Wednesday, October 7, 2015

vsphere HA host partition issue

So if you see one of your host being on a different network than the other (network partition) then i am pretty sure you might have googled for the below articles
http://kb.vmware.com/selfservice/microsites/search.do?language=en_US&cmd=displayKC&externalId=1002117
http://kb.vmware.com/selfservice/microsites/search.do?language=en_US&cmd=displayKC&externalId=2033250
but hey wait, before you try that you might want to take a look at this.

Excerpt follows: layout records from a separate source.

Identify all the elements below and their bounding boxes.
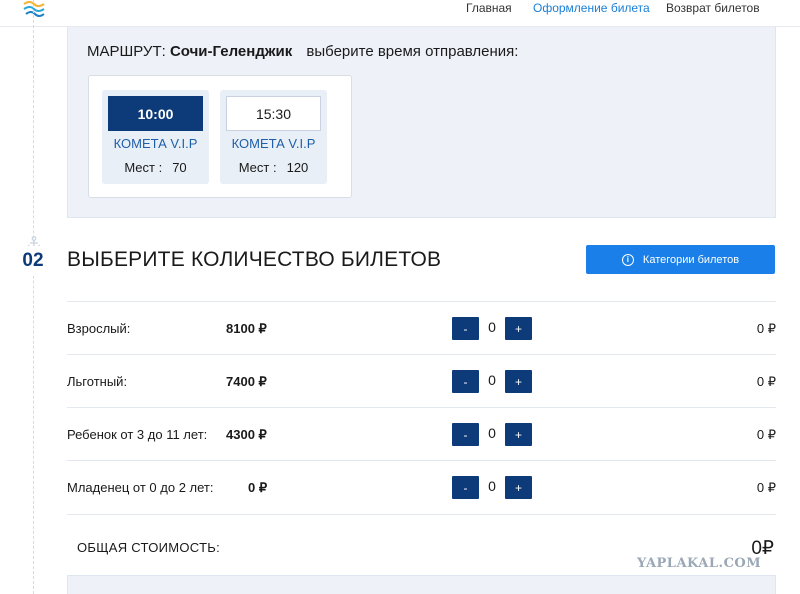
decrease-qty-button[interactable]: -: [452, 476, 479, 499]
ticket-row-child: Ребенок от 3 до 11 лет: 4300 ₽ - 0 + 0 ₽: [67, 407, 776, 460]
decrease-qty-button[interactable]: -: [452, 370, 479, 393]
ticket-row-adult: Взрослый: 8100 ₽ - 0 + 0 ₽: [67, 301, 776, 354]
ticket-type-label: Льготный:: [67, 374, 128, 389]
increase-qty-button[interactable]: +: [505, 317, 532, 340]
watermark: YAPLAKAL.COM: [637, 556, 762, 571]
seats-info: Мест : 120: [220, 160, 327, 175]
ticket-type-label: Взрослый:: [67, 321, 131, 336]
ticket-subtotal: 0 ₽: [756, 374, 776, 389]
departure-card-2[interactable]: 15:30 КОМЕТА V.I.P Мест : 120: [220, 90, 327, 184]
departure-card-1[interactable]: 10:00 КОМЕТА V.I.P Мест : 70: [102, 90, 209, 184]
section-title: ВЫБЕРИТЕ КОЛИЧЕСТВО БИЛЕТОВ: [67, 248, 442, 271]
departure-time-button[interactable]: 15:30: [226, 96, 321, 131]
next-section-panel: [67, 575, 776, 594]
route-hint: выберите время отправления:: [306, 43, 519, 60]
route-name: Сочи-Геленджик: [169, 43, 293, 60]
top-navbar: Главная Оформление билета Возврат билето…: [0, 0, 800, 27]
ticket-price: 7400 ₽: [226, 374, 267, 389]
total-cost-label: ОБЩАЯ СТОИМОСТЬ:: [77, 540, 221, 555]
ticket-subtotal: 0 ₽: [756, 480, 776, 495]
increase-qty-button[interactable]: +: [505, 370, 532, 393]
ticket-subtotal: 0 ₽: [756, 321, 776, 336]
seats-label: Мест :: [124, 160, 163, 175]
ticket-row-discount: Льготный: 7400 ₽ - 0 + 0 ₽: [67, 354, 776, 407]
seats-label: Мест :: [238, 160, 277, 175]
departure-time-button[interactable]: 10:00: [108, 96, 203, 131]
increase-qty-button[interactable]: +: [505, 423, 532, 446]
nav-ticket-booking-link[interactable]: Оформление билета: [533, 1, 650, 15]
vessel-name: КОМЕТА V.I.P: [231, 136, 316, 151]
ticket-quantity: 0: [488, 372, 496, 388]
seats-info: Мест : 70: [102, 160, 209, 175]
nav-home-link[interactable]: Главная: [466, 1, 512, 15]
ticket-categories-button[interactable]: i Категории билетов: [586, 245, 775, 274]
route-heading: МАРШРУТ: Сочи-Геленджик выберите время о…: [87, 43, 518, 60]
ticket-subtotal: 0 ₽: [756, 427, 776, 442]
steps-timeline: [33, 0, 34, 594]
ticket-price: 0 ₽: [248, 480, 268, 495]
ticket-quantity: 0: [488, 425, 496, 441]
ticket-quantity: 0: [488, 478, 496, 494]
ticket-price: 8100 ₽: [226, 321, 267, 336]
company-logo-icon[interactable]: [22, 0, 46, 18]
nav-ticket-return-link[interactable]: Возврат билетов: [666, 1, 760, 15]
info-icon: i: [621, 253, 634, 266]
decrease-qty-button[interactable]: -: [452, 317, 479, 340]
ticket-row-infant: Младенец от 0 до 2 лет: 0 ₽ - 0 + 0 ₽: [67, 460, 776, 515]
ticket-quantity: 0: [488, 319, 496, 335]
route-prefix: МАРШРУТ:: [87, 43, 166, 60]
ticket-type-label: Младенец от 0 до 2 лет:: [67, 480, 214, 495]
ticket-type-label: Ребенок от 3 до 11 лет:: [67, 427, 208, 442]
increase-qty-button[interactable]: +: [505, 476, 532, 499]
ticket-price: 4300 ₽: [226, 427, 267, 442]
vessel-name: КОМЕТА V.I.P: [113, 136, 198, 151]
seats-count: 120: [286, 160, 309, 175]
step-number-badge: 02: [14, 246, 52, 276]
ticket-categories-label: Категории билетов: [642, 253, 740, 266]
decrease-qty-button[interactable]: -: [452, 423, 479, 446]
seats-count: 70: [172, 160, 187, 175]
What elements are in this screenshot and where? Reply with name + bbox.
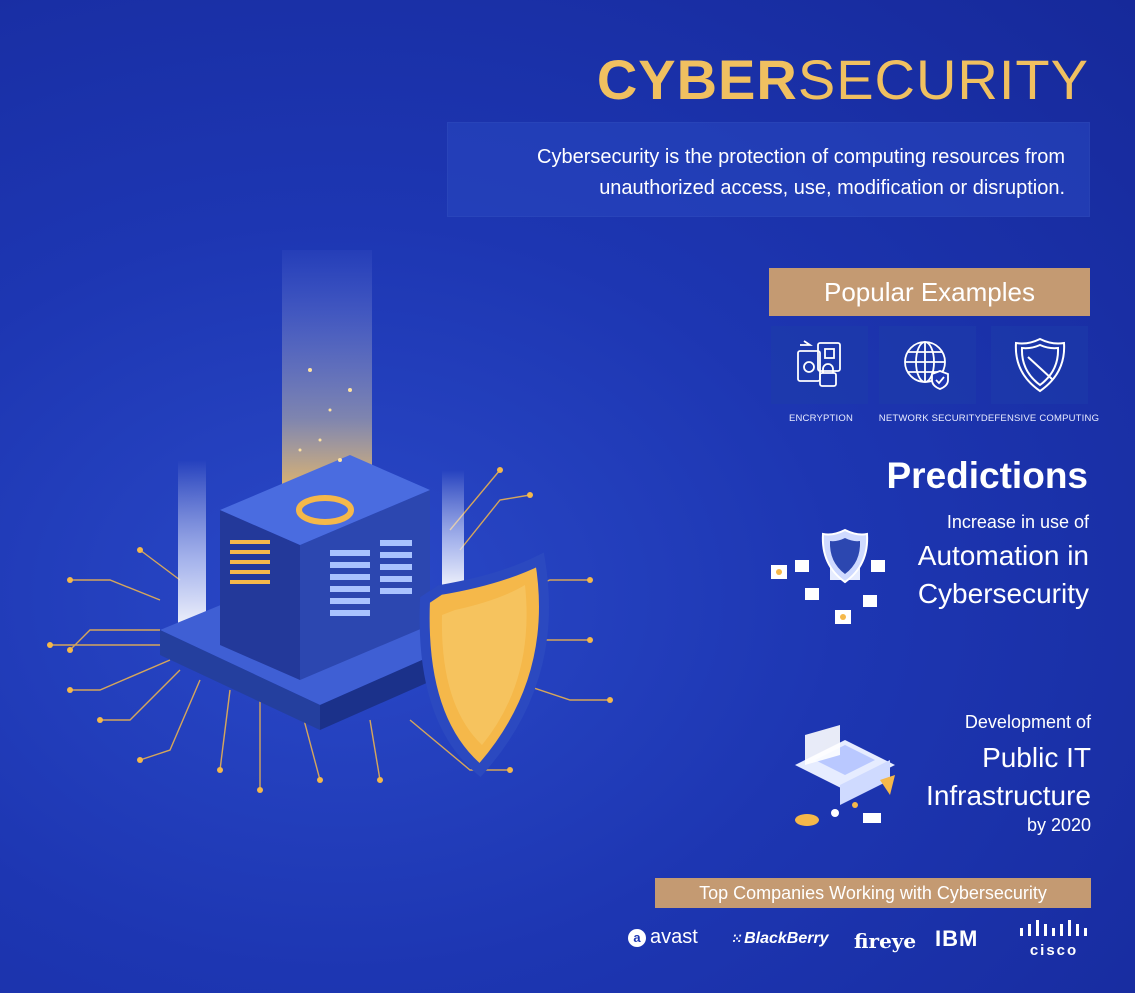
defensive-computing-label: DEFENSIVE COMPUTING [980, 413, 1100, 424]
definition-box: Cybersecurity is the protection of compu… [447, 122, 1090, 217]
prediction-main-line-2: Infrastructure [926, 780, 1091, 811]
cisco-bars-icon [1020, 920, 1087, 936]
shield-icon [1014, 337, 1065, 393]
page-title: CYBERSECURITY [597, 52, 1089, 108]
center-light-beam [282, 250, 372, 490]
avast-icon: a [628, 928, 646, 947]
automation-illustration [771, 528, 885, 624]
right-light-beam [442, 470, 464, 590]
network-security-icon [903, 341, 949, 390]
predictions-heading: Predictions [886, 455, 1089, 496]
network-security-label: NETWORK SECURITY [878, 413, 982, 424]
prediction-intro: Increase in use of [946, 512, 1089, 532]
encryption-icon [796, 340, 841, 387]
left-light-beam [178, 460, 206, 630]
title-bold: CYBER [596, 48, 798, 111]
definition-text: Cybersecurity is the protection of compu… [537, 146, 1065, 199]
defensive-computing-card [991, 326, 1088, 404]
ibm-logo: IBM [935, 926, 979, 951]
network-security-card [879, 326, 976, 404]
blackberry-logo: ⁙ BlackBerry [732, 930, 829, 947]
infrastructure-illustration [795, 725, 895, 826]
avast-logo: a avast [628, 926, 698, 949]
server-illustration [47, 250, 613, 793]
encryption-card [771, 326, 868, 404]
title-light: SECURITY [797, 48, 1089, 111]
top-companies-heading: Top Companies Working with Cybersecurity [655, 878, 1091, 908]
prediction-infrastructure: Development of Public IT Infrastructure … [926, 712, 1091, 836]
prediction-main-line-2: Cybersecurity [917, 578, 1089, 609]
encryption-label: ENCRYPTION [788, 413, 854, 424]
prediction-main-line-1: Public IT [982, 742, 1091, 773]
cisco-logo: cisco [1018, 920, 1090, 959]
popular-examples-heading: Popular Examples [769, 268, 1090, 316]
prediction-automation: Increase in use of Automation in Cyberse… [918, 512, 1089, 613]
fireye-logo: fireye [854, 929, 917, 953]
prediction-main-line-1: Automation in [917, 540, 1089, 571]
prediction-tail: by 2020 [1026, 815, 1091, 835]
prediction-intro: Development of [964, 712, 1091, 732]
blackberry-icon: ⁙ [732, 932, 743, 946]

So, I recently came across this situation and the above articles did not help. Usually the partition of the network means the there usually 2 different sets of hosts in a cluster which cannot failover to other sets of hosts. hosts in partition 1 cannot fail over VMs to partition 2 and vice versa. This usually means that the host which is on different partition (or with that error) has different network settings than the other for communicating with other hosts in the cluster but it does not necessarily means that this is the one which needs fixing and that is exactly what was true in my case. the other host which had no partition error had its vmk management load balancing was set to virtual port ID where as it should have been ip hashing and when i changed it on this host the error on the other host vanished automagically. I hope this helps, just make sure the network settings (vswitch, portgroup settings) are identical across the cluster. In future when you want to set the load balancing across a cluster i suggest you use powercli to loop it across the portgroups, vswitchs and hosts so that you won't miss on any one of them, otherwise you are doomed to face this error.